Auf Anfrage bestätigt die SP-National­rätin und ehemalige Bolliger Gemeindepräsidentin den Sachverhalt grundsätzlich. Ihr Mann habe sich 2011 mit 400'000 Franken in die Pensionskasse eingekauft, dieser Betrag sei vom Einkommen abgezogen worden. Es handle sich dabei um einen gesetzesmässigen Abzug, den auch die Steuerverwaltung hätte vornehmen müssen, und nicht um ein «Schlupfloch». Denn der aus dem Einkauf entstehende Rentenbetrag müsse beim späteren Bezug versteuert werden. Dass das steuerbare Einkommen 2011 null betragen habe, sei «erstmalig und einmalig».

Kiener Nellen schickt als Beweis ihre Steuerausweise aus den Jahren 2005 bis 2010 sowie die Taxation für das Jahr 2012, welche noch nicht rechtskräftig ist. «Wir haben immer jeden Franken versteuert», sagt die Anwältin. Das steuerbare Einkommen bewegte sich zwischen 122'000 Franken und 240'000 Franken. Für das Jahr 2012 ist von einem steuerbaren Einkommen von 350'000 Franken auszugehen, was eine Steuerrechnung von etwa 120'000 Franken auslösen würde. Zum Vermögen von über 12 Millionen Franken hält Kiener Nellen fest, dass ihr Mann Inhaber einer Maschinenbaufirma in Burgdorf sei. Die Bewertung der ­Aktien schwanke stark nach dem Geschäfts­gang der Firma. Deshalb sei das Vermögen aktuell auch viel tiefer als im Jahr 2011. So lag das Vermögen 2008 noch bei rund 900'000 Franken und in den Folgejahren auf 4,6 Millionen und dann auf 10,9 Millionen Franken.

Eine Retourkutsche?

Dass sie nun selber als «Steueroptimiererin» bezeichnet werde, hält Kiener Nellen für eine «Retourkutsche für meinen vehementen Einsatz gegen die ungerechte Pauschalsteuer». Die Öffentlichkeit des Steuerregisters bleibt für die SP-Politikerin eine gute Sache. «Die Steuerausweise zu verlangen, ist legitim, ich bin die Erste, die das fordert.»

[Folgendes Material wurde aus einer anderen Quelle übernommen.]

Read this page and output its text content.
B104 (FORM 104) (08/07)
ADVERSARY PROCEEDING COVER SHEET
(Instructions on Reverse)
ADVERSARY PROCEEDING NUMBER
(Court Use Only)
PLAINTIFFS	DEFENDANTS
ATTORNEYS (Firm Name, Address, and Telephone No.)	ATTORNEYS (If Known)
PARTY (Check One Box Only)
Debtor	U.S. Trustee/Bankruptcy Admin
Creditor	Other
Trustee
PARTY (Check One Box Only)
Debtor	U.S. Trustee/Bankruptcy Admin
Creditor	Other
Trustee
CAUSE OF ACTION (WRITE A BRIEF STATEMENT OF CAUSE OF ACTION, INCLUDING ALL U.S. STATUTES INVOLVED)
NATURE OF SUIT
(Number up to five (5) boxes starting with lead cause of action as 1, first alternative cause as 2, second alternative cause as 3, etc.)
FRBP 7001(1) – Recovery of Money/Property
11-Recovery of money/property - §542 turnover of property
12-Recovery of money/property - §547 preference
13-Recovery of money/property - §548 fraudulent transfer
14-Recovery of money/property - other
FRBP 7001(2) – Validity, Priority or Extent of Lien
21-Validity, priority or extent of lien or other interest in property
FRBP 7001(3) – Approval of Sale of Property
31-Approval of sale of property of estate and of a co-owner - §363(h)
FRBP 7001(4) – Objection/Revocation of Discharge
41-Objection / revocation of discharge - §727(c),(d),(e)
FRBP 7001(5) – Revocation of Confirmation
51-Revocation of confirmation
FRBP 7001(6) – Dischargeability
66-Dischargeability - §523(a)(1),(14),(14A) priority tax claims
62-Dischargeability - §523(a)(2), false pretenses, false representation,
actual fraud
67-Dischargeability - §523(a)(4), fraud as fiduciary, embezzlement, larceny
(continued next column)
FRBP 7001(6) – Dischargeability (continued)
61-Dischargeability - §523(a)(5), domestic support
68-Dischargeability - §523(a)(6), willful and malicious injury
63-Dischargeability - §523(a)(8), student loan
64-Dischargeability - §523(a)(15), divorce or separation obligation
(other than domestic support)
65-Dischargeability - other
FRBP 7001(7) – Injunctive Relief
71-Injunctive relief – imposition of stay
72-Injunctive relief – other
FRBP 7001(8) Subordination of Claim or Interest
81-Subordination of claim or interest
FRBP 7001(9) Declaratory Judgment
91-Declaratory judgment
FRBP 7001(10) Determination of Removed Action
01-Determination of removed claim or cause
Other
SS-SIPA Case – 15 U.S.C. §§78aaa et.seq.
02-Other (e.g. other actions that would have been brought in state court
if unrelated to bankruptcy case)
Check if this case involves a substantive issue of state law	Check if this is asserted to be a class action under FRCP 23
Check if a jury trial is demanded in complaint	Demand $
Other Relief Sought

Derzeit befindet sich Margret Kiener Nellen noch im Clinch mit der kantonalen Finanzdirektion. Sie möchte herausfinden, wie viel die Pauschalbesteuerten im Berner Oberland an den Fiskus entrichten. Die Finanzdirektion lehnte ab. Kiener Nellen will den Entscheid ans Verwaltungsgericht weiterziehen. Sie bleibt auch angriffig und fordert pauschal besteuerte Multimilliardäre auf, ihre Steuerzahlen ebenso offenzulegen wie sie selber. «Da würde die Öffentlichkeit dreimal leer schlucken.»